Амбар оказался довольно новый и чистый. С прочным деревянным полом и без щелей.

С одной стороны была навалена гора сена, а со второй стояли набитые им мешки. Со второго этажа, куда можно было забраться по приставным лестницам, тоже свисала сухая трава.

Нам постелили наверху. Точнее просто оставили рядом с узким, уходящим в пол окошком скрученные в рулоны матрасы, стёганые одеяла и подушки. Из белья выдали только наволочки.

Ещё окончательно не стемнело, а в распахнутое окно уже заглядывал белый рог растущей луны. Ветра не было. И, если не считать отдаленного лая собак, вечер стоял тихий и спокойный. Сеном пахло умопомрачительно.

— Вы только не обижайтесь, — сказал Лёха, как только все закончили сооружать себе постели, — но я точно кого-нибудь приведу.

— Ну-ну, — Тифон повернулся к нам голой, загорелой спиной. — Удачи.

— Сейчас полежу немного и пойду, — заверил Лёха, прикрыл глаза и через пять минут уже безмятежно сопел.

Натянув одно одеяло на двоих, мы с Амелиным лежали, уставившись в окно.

— О чём ты думаешь? — первым спросил он.

— Чувствуешь, как пахнет трава? Она сумасшедше пахнет. Ты когда-нибудь мог представить, что будешь ночевать в амбаре?

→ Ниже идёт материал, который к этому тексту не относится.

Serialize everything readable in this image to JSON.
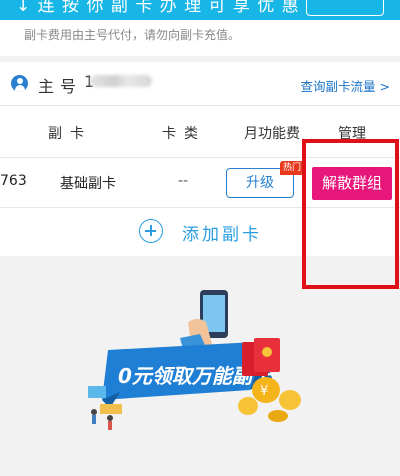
{
  "banner": {
    "clipped_text": "↓ 连 按 你 副 卡 办 理 可 享 优 惠"
  },
  "notice": {
    "text": "副卡费用由主号代付，请勿向副卡充值。"
  },
  "owner": {
    "label": "主号",
    "number_prefix": "1",
    "traffic_link": "查询副卡流量 >"
  },
  "table": {
    "headers": {
      "card": "副卡",
      "type": "卡类",
      "fee": "月功能费",
      "manage": "管理"
    },
    "rows": [
      {
        "number": "763",
        "type": "基础副卡",
        "fee": "--",
        "upgrade_label": "升级",
        "hot_badge": "热门",
        "disband_label": "解散群组"
      }
    ]
  },
  "add": {
    "label": "添加副卡"
  },
  "promo": {
    "title_text": "0元领取万能副卡"
  },
  "colors": {
    "brand_blue": "#18b6e6",
    "link_blue": "#1a73c7",
    "disband_pink": "#e6167b",
    "highlight_red": "#e01019"
  }
}
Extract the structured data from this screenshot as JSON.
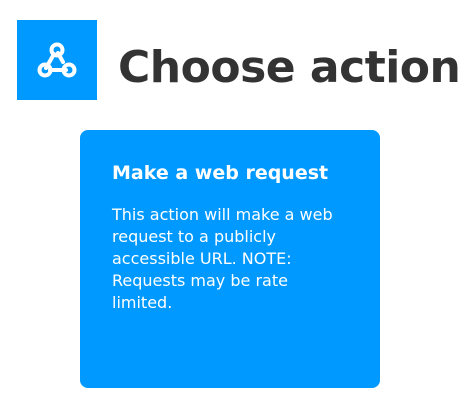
{
  "header": {
    "service_icon": "webhooks-icon",
    "title": "Choose action"
  },
  "actions": [
    {
      "title": "Make a web request",
      "description": "This action will make a web request to a publicly accessible URL. NOTE: Requests may be rate limited."
    }
  ],
  "colors": {
    "brand": "#0099ff",
    "title_text": "#333333",
    "card_text": "#ffffff",
    "background": "#ffffff"
  }
}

— Конечно мог. Я очень часто представлял себе, как мы с тобой ночуем в амбаре, ну после мансарды и подвала, конечно.

— В подвале было жутко, а здесь уютно. Это, наверное, в нас что-то от предков осталось, да?

— Не поверишь, но у моего деда в роду были цыгане.

Он повернул голову и смотрел не отрываясь.

— Очень даже поверю. У тебя глаза цыганские. Чёрные и гипнотизирующие. И разговоры такие же. Сплошной морок.

Амелин загадочно улыбнулся.

— Отца моего отца кикимора из табора увела. Охмурила и поселила с собой жить в лесу. Родилось у них одиннадцать детей — и только один из них нормальный. Человеческий. Дед мой. Остальные все в кикимору пошли. Лесные твари. Поэтому, как деду шесть исполнилось, отвела его кикимора в деревню к людям и оставила. Но то уже советское время было и его в детский дом отправили. Там-то в нем кикиморо-цыганские гены и стали проявляться: сам того не желая, заговаривал и заморачивал людей. Чего не скажет — всему верили. Женщины за ним табуном ходили, как на привязи. Любую мог получить. С самого детства. И деньги люди давали, и подарки. И обидеть его никто не смел, потому что тёмная сила в нём ещё жила. Опасная. Не захочешь, а он свои мысли тебе в голову вложит и заставит делать, что пожелает. Хоть ножом себя проткнуть, хоть повеситься, хоть догола раздеться.

А потом бабушку встретил, влюбился и решил, что раз она хорошая такая и добрая, то не должен он с ней обманом быть. Пошёл к одному знакомому доктору и рассказал обо всём. Доктор, конечно же, деду сразу поверил и прописал какие-то успокоительные таблетки, чтобы скрытые и явные желания власти над разумом не имели. Таблетки помогли, и бабушка его сразу просто так, добровольно полюбила. И всю жизнь очень сильно любила, так что ему и колдовство никакое не нужно было.

Амелин замолчал, и я сильнее прижалась щекой к его плечу.

— Люблю твои сказки. Расскажи ещё, но если засну — не обижайся.

— Нет, погоди, — приподнявшись, он растормошил меня. — Давай уйдем отсюда прямо сейчас. Я тебя выведу. Клянусь. Будешь слушаться меня — не заблудимся. Я в кабинете дяди Пети карту местности сфотографировал.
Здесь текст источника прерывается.